Daragh Sharkey who was once a business partner in the now defunct O’Dolan International with John O’Dolan, a key member of the consortium who purchased the island, spoke to The Clare Echo about the project, “We were ready to go with full planning for 200 units which included villas, hotels, The Giant’s Causeway etc” he said, “it was ready to go to ground if services were there. I mean we could have gone to ground straight away, there was a launch of the project. The lack of general services prevented ground from being broken and obviously the economic impact prevented that even further”.
Only €5m was ever paid by the Irish consortium, purchasing real estate in instalments like this was standard practice in Dubai and a major contributor to the ultimate unravelling of the ‘The World’ when the economic downturn hit Sharkey explained, “In the UAE it is very difficult to get a mortgage, the only way to get finance, and it wasn’t just this project it was every project, was stage payments. So, if a person was buying an apartment, they’d make stage payments as the project went on, so after certain milestones you’d make a payment, so you’d always be behind on the milestones.

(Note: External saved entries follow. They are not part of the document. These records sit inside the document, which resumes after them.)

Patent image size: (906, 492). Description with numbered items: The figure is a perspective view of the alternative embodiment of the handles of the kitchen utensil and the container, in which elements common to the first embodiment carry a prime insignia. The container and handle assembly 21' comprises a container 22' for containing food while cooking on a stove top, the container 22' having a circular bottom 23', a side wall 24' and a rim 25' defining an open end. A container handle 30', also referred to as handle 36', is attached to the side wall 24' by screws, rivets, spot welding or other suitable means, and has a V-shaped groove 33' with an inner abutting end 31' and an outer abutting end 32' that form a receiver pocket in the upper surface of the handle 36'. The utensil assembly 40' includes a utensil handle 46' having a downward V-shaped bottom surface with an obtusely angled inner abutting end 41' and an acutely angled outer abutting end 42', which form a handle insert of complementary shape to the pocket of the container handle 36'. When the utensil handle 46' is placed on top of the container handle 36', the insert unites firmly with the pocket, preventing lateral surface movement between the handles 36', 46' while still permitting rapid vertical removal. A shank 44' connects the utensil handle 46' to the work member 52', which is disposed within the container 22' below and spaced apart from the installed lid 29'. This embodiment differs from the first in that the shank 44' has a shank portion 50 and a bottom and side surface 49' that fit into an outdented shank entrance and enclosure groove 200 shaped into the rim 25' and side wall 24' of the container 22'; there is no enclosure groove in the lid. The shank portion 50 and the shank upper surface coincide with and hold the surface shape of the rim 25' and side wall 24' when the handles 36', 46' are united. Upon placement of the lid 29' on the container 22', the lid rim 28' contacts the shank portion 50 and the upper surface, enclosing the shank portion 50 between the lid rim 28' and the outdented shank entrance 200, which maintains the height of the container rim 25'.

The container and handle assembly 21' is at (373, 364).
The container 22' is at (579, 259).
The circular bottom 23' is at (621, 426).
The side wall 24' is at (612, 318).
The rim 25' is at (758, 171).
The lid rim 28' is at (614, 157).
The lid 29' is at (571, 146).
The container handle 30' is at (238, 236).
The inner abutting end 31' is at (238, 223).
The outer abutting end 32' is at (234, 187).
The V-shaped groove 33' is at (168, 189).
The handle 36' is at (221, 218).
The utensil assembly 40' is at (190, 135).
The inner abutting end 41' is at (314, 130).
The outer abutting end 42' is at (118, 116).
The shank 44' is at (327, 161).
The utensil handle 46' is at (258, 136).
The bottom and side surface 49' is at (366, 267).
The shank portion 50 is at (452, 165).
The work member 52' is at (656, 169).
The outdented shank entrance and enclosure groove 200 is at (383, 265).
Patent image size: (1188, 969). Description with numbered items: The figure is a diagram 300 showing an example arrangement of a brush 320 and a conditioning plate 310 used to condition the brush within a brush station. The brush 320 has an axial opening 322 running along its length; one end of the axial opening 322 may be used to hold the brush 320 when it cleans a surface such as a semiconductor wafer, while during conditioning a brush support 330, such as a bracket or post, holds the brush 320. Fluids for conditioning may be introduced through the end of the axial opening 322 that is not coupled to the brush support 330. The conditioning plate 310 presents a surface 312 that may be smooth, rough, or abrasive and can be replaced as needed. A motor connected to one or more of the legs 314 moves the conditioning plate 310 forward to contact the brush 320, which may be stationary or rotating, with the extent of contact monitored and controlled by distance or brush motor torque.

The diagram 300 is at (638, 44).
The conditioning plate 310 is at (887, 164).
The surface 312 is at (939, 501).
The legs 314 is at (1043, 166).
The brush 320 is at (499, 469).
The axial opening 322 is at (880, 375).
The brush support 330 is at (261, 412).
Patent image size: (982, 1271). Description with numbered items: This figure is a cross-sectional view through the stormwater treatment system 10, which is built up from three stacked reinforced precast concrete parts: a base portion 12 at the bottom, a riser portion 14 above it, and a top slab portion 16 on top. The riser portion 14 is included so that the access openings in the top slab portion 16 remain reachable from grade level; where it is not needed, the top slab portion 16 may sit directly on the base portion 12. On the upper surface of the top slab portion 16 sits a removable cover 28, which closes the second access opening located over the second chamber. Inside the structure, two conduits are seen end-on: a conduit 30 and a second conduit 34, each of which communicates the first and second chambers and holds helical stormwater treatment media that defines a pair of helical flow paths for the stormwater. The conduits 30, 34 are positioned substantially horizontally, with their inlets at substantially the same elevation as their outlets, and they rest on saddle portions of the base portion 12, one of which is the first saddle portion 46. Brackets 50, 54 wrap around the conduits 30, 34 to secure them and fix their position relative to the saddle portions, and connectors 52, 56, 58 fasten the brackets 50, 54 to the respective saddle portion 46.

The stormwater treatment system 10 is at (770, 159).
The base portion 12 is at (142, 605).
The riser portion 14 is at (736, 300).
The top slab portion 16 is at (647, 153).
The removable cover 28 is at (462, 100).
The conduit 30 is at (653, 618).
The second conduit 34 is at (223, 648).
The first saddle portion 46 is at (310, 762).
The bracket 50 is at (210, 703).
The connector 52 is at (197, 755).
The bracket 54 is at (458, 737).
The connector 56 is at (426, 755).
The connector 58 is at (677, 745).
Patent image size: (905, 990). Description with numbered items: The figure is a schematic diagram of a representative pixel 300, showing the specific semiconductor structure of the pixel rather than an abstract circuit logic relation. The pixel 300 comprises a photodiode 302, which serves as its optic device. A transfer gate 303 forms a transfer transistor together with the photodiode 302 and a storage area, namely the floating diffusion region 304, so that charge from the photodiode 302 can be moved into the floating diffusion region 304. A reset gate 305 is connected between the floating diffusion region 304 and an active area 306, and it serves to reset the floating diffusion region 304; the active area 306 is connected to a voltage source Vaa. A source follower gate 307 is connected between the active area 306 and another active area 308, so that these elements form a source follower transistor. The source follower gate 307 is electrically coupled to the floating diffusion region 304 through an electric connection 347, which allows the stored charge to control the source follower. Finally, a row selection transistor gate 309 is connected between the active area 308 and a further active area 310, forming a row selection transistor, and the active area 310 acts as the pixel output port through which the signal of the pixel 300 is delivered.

Obviously with the economic impact people couldn’t afford to make payments so every project stalled, it wasn’t just one of them”.
Nowadays Sharkey isn’t so enthusiastic on the concept of ‘The World’. “At the time in the bubble of everything else it was a great idea, it was something different, it was something new. Now, with the realisation of hindsight, I don’t think it would work well enough but, saying that, only recently there was big project announced in The Maldives, it’s going to be a floating city, which, you know, is taking account of climate change and water rising. So maybe I’m wrong in thinking it wouldn’t work now” he said.
Sharkey is right that some still believe in concepts like ‘The World’ as it seems the door may not be fully shut on the islands. The Kleindienst Group, the largest property developers in Dubai, have been making progress on developing the six island ‘Heart of Europe’ section of the archipelago with an estimated completion date of 2023. For Larionovo’s Ireland though, it seems a dream which will never happen.